UPDATE: OGE&E says The Southwest Power Pool (SPP) has lowered the Energy Emergency Alert Level to Level 2, which means that planned service interruptions will be paused for the time being. There is a potential to return to Level 3 this evening as temperatures again drop. This will likely continue to be the case over the next few days because of the continued cold weather across the region and the demand for natural gas. If the SPP returns to Level 3, which would re-instate the temporary service interruptions, OG&E will update customers at that time.
This morning at 10:08 a.m, the Southwest Power Pool (SPP) declared a Level 3 Energy Emergency Alert (EAA). SPP is an independent nonprofit organization that monitors the electric grid in a 14-state area, to ensure that electricity is safely and reliably delivered to end-users. Extraordinarily low temperatures throughout the SPP region has resulted in the demand for electricity exceeding available generation.
From the SPP press release:
After exhausting usage of available reserve energy, SPP has subsequently directed its member utilities to implement controlled interruptions of service to prevent further, more widespread, and uncontrolled outages.
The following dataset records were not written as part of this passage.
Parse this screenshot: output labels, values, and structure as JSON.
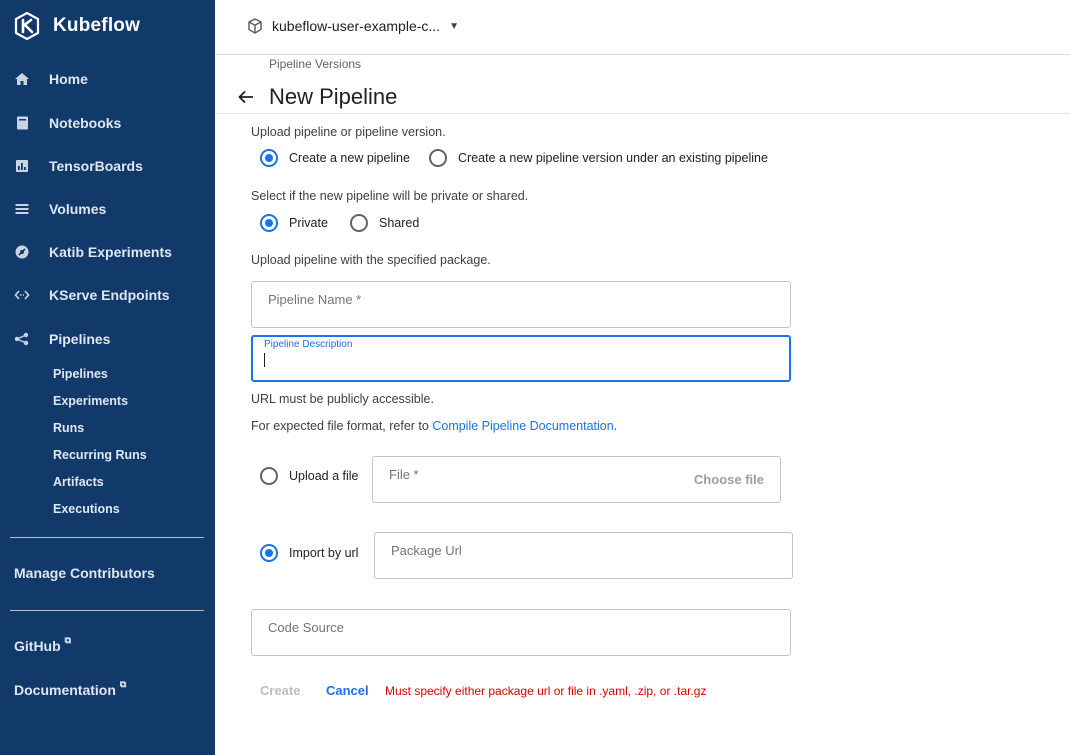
{
  "app": {
    "name": "Kubeflow"
  },
  "sidebar": {
    "items": [
      {
        "label": "Home",
        "icon": "home-icon"
      },
      {
        "label": "Notebooks",
        "icon": "notebook-icon"
      },
      {
        "label": "TensorBoards",
        "icon": "chart-icon"
      },
      {
        "label": "Volumes",
        "icon": "storage-icon"
      },
      {
        "label": "Katib Experiments",
        "icon": "katib-icon"
      },
      {
        "label": "KServe Endpoints",
        "icon": "code-arrows-icon"
      },
      {
        "label": "Pipelines",
        "icon": "pipeline-icon"
      }
    ],
    "sub_items": [
      "Pipelines",
      "Experiments",
      "Runs",
      "Recurring Runs",
      "Artifacts",
      "Executions"
    ],
    "manage_contributors": "Manage Contributors",
    "github": "GitHub",
    "documentation": "Documentation"
  },
  "topbar": {
    "namespace": "kubeflow-user-example-c..."
  },
  "page": {
    "breadcrumb": "Pipeline Versions",
    "title": "New Pipeline"
  },
  "form": {
    "upload_label": "Upload pipeline or pipeline version.",
    "create_new": "Create a new pipeline",
    "create_version": "Create a new pipeline version under an existing pipeline",
    "visibility_label": "Select if the new pipeline will be private or shared.",
    "private": "Private",
    "shared": "Shared",
    "package_label": "Upload pipeline with the specified package.",
    "name_placeholder": "Pipeline Name *",
    "description_label": "Pipeline Description",
    "url_note": "URL must be publicly accessible.",
    "format_note": "For expected file format, refer to",
    "format_link": "Compile Pipeline Documentation",
    "format_end": ".",
    "upload_file": "Upload a file",
    "file_placeholder": "File *",
    "choose_file": "Choose file",
    "import_url": "Import by url",
    "url_placeholder": "Package Url",
    "code_source_placeholder": "Code Source",
    "create_button": "Create",
    "cancel_button": "Cancel",
    "error": "Must specify either package url or file in .yaml, .zip, or .tar.gz"
  },
  "colors": {
    "sidebar_bg": "#113a6b",
    "accent": "#1a73e8",
    "error": "#e00000"
  }
}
As a grid operator, this is an unprecedented event and marks the first time SPP has ever had to call for controlled interruptions of service,” said SPP’s executive vice-president and Chief Operating Officer Lanny Nickell. “It’s a last resort that we understand places a burden on member utilities and the customers they serve, but it is a step we are consciously taking to prevent circumstances from getting worse which could result in uncontrolled outages of even greater magnitude.
Individual utilities will determine how best to curtail their use by the required amount based on their own emergency operating plans.”
OG&E is responding by taking the necessary steps to follow the advice of SPP. “SPP has directed us to implement temporary interruptions of service,” said Brian Alford, OG&E spokesperson. “These will be short-term, controlled interruptions and may continue through mid-week.”
Declarations of energy emergency alerts are due to several factors resulting from widespread, long-lasting, and extremely cold weather. These factors include, but are not limited to, high electricity use across the entire SPP system and limited wind power and natural gas availability.
While SPP and its member companies work to restore the regional power grid to full capacity, OG&E is urging its customers to reduce electricity use.
How you can help:
- Set thermostats lower than usual, if health permits
- Postpone using major electric appliances such as stoves, dishwashers, and clothes dryers until mid-day or after 9 p.m. when the demand for electricity decreases
- Turn off electric lights and appliances that you do not need or are not using
- Businesses should minimize the use of electric lighting and electricity-consuming equipment as much as possible, large consumers of electricity should consider shutting down or reducing non-essential production processes.
“We join SPP, and all the utility companies in Oklahoma and the region in asking customers to help by reducing their electricity use as safely as possible,” Alford said.
PSO, another local electric utility, told a local TV station that around 11,000 customers at a time would be impacted, and the “outage” could last for an hour. The PSO spokesman also said that customers should receive an email or robocall prior to the interruption.
Sapulpa Times reached out to OG&E and corresponded via email with OG&E Vice-President of Communications and Public Affairs, Brain Alford. When asked about advanced warning, Alford said OG&E is given very little time between when asked to initiate service interruptions and when requested load reductions must be met. He stated the duration of the interruptions would be between 1-3 hours.
Customers who are given advance notice should unplug electronic equipment, such as TVs, monitors, PCs, printers, etc, to avoid damage from when service is interrupted.